Traditionally, DeepSpeed’s mixed precision keeps FP32 master parameters, gradients, and optimizer states, which is technically safer but memory-intensive. While DeepSpeed has supported torch.autocast via configuration (see the API documentation), the lack of an option to bypass creating FP32 states limited the trainability of large models on constrained hardware. In practice, many training workloads converge stably without FP32 states.
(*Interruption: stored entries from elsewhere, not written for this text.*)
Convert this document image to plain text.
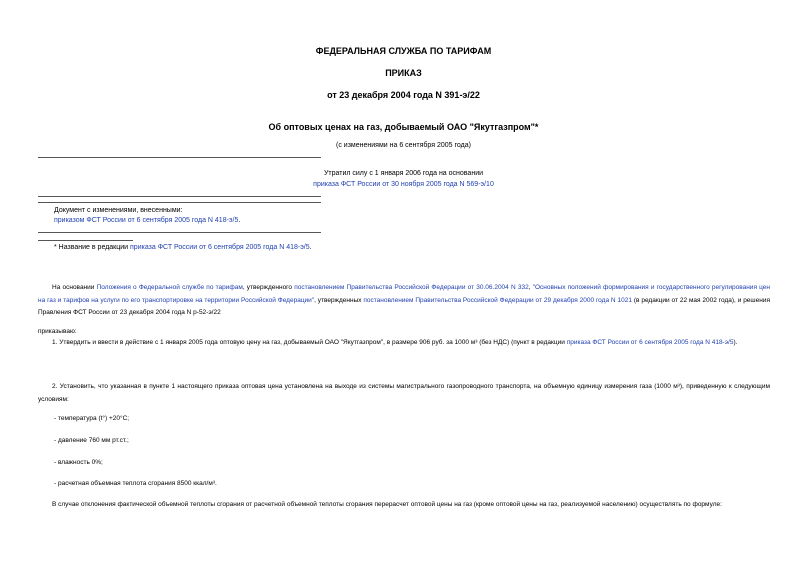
ФЕДЕРАЛЬНАЯ СЛУЖБА ПО ТАРИФАМ
ПРИКАЗ
от 23 декабря 2004 года N 391-э/22
Об оптовых ценах на газ, добываемый ОАО "Якутгазпром"*
(с изменениями на 6 сентября 2005 года)
Утратил силу с 1 января 2006 года на основании
приказа ФСТ России от 30 ноября 2005 года N 569-э/10
Документ с изменениями, внесенными:
приказом ФСТ России от 6 сентября 2005 года N 418-э/5.
* Название в редакции приказа ФСТ России от 6 сентября 2005 года N 418-э/5.
На основании Положения о Федеральной службе по тарифам, утвержденного постановлением Правительства Российской Федерации от 30.06.2004 N 332, "Основных положений формирования и государственного регулирования цен на газ и тарифов на услуги по его транспортировке на территории Российской Федерации", утвержденных постановлением Правительства Российской Федерации от 29 декабря 2000 года N 1021 (в редакции от 22 мая 2002 года), и решения Правления ФСТ России от 23 декабря 2004 года N р-52-э/22
приказываю:
1. Утвердить и ввести в действие с 1 января 2005 года оптовую цену на газ, добываемый ОАО "Якутгазпром", в размере 906 руб. за 1000 м³ (без НДС) (пункт в редакции приказа ФСТ России от 6 сентября 2005 года N 418-э/5).
2. Установить, что указанная в пункте 1 настоящего приказа оптовая цена установлена на выходе из системы магистрального газопроводного транспорта, на объемную единицу измерения газа (1000 м³), приведенную к следующим условиям:
- температура (t°) +20°С;
- давление 760 мм рт.ст.;
- влажность 0%;
- расчетная объемная теплота сгорания 8500 ккал/м³.
В случае отклонения фактической объемной теплоты сгорания от расчетной объемной теплоты сгорания перерасчет оптовой цены на газ (кроме оптовой цены на газ, реализуемой населению) осуществлять по формуле:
With the low-precision model states option, you can easily skip creating FP32 states and combine the low-precision option with torch.autocast support (see the document and example for configuration details). This combination drastically improves memory efficiency without sacrificing convergence.

{
...
  "zero_optimization": {
    "stage": 3,
    ...
  },
  "bf16": {
    "enabled": true,
    "bf16_master_weights_and_grads": true,
    "bf16_optimizer_states": true
  },
  "torch_autocast": {
    "enabled": true,
    "dtype": "bfloat16"
  }
}

Our example script demonstrates the significant memory savings:

Configuration Allocated Memory Peak Memory Avg Step Time
Baseline (fp32 master) 25.74 GB 31.38 GB 0.6016s
BF16 low-precision (master + opt states) 16.17 GB 18.93 GB 0.6427s

The experiment (7B model, ZeRO3, 4GPUs) demonstrated 40% reduction in peak memory. To verify that BF16 low-precision training maintains numerical stability, we trained for 1000 steps on the Wikitext-103 dataset:

Loss curve comparison

Configuration Final Loss Mean Loss
Baseline (fp32 master) 3.09 2.78
BF16 Low-Precision 3.12 2.90

Related Tests

We continuously test these new APIs in our CI, and you can see various use-case patterns in the tests.

Closing Thoughts

This DeepSpeed update delivers key advancements:

  • Enabling Complex Multimodal Workloads: The new PyTorch-identical backward API enables sophisticated multi-component training loops, such as those required for multimodal models, with simple, clean code. As one example, the PyTorch-identical backward API has enabled a 30% speedup for disaggregated hybrid parallelism.
  • Scaling to Larger Models: Low-precision model states combined with torch.autocast reduce peak memory by up to 40% without sacrificing convergence, allowing you to train larger models with the same hardware.

We are excited to see how you use the new APIs and features described in this blog post in your own training setups, and we welcome feedback and issues on GitHub as you try them out.